The correlation between genotype and phenotype is described as the possibility of an association between a specific mutation and/or class of mutation with a special clinical abnormality. Therefore, finding genotype–phenotype correlations in inherited metabolic disorders as rare diseases are difficult and complicated by several factors, such as the absence of large cohorts of patients for analysis, the large phenotypic heterogeneity associated with the same mutation, and a high proportion of private mutations [24]. The great number of variants in TAT and HPPD genes are private variants, so, genotype–phenotype correlations or correlations between type or location of the mutation and clinical manifestation have not been established so far. Therefore, for this purpose, we present a comprehensive list of patients identified from the reported literature, along with clinical and biochemical data (Additional file 1: Table S1). This helped us not only to precisely estimate the number of published patients with tyrosinemia type II and III diseases but also helped to stratify patients for genotype–phenotype correlations.

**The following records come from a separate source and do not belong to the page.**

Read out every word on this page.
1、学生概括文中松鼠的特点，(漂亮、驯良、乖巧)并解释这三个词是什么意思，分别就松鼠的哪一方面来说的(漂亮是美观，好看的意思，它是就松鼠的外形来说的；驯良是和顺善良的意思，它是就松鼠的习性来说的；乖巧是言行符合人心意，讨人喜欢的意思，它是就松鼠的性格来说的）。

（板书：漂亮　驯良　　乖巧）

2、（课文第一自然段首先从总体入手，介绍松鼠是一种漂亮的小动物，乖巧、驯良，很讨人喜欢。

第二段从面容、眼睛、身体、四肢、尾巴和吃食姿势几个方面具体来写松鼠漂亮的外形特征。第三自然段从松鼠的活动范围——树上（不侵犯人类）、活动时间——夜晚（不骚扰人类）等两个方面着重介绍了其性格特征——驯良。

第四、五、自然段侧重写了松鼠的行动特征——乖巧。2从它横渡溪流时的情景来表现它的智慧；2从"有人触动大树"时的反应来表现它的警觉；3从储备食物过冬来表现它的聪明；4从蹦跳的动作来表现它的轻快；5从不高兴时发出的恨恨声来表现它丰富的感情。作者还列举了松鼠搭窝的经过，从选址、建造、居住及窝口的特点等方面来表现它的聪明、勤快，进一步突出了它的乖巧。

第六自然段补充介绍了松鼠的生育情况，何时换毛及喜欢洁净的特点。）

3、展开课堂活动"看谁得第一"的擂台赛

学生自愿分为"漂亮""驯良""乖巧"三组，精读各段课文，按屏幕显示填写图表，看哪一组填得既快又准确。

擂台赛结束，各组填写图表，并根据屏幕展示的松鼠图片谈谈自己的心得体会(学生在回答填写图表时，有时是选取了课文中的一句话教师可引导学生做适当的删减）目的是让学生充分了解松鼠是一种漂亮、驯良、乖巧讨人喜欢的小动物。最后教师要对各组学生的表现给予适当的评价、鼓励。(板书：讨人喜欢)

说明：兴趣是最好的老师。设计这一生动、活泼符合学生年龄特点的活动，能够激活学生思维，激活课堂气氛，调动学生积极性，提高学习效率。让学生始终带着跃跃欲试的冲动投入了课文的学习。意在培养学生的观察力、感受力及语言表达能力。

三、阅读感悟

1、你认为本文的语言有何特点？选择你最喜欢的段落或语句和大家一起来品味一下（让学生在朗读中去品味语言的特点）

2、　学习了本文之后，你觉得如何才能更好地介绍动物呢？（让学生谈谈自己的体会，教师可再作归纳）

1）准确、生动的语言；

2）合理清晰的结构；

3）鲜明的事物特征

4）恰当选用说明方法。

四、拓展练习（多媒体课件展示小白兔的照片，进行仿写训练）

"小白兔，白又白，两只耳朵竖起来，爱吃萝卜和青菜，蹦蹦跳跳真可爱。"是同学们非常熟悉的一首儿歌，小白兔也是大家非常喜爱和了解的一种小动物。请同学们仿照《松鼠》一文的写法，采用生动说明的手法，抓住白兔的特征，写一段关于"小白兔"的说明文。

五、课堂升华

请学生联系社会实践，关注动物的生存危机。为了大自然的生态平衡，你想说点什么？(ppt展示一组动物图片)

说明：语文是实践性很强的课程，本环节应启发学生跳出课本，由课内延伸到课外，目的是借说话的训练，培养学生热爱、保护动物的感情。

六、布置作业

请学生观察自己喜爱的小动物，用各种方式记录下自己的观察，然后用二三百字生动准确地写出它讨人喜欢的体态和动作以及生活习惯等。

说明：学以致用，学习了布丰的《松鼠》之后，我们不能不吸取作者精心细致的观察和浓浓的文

Data on clinical and biochemical results of tyrosinemia type II were available for 70 patients. We have identified among them, only 7 patients had elevated levels of tyrosine along with detected pathogenic variants, however, clinical manifestations were asymptomatic (Additional file 1: Table S1). Approximately 90% of patients had correlated clinical and biochemical manifestations with the type of detected variant.

Nevertheless, 5 out of 16 patients from 4 different families and populations with tyrosinemia type III were asymptomatic even though they had elevated tyrosine levels and high urinary excretion of 4-HPL and 4-HPP. However, due to the small number of patients, it is not possible to conclude clearly. It needs further investigation.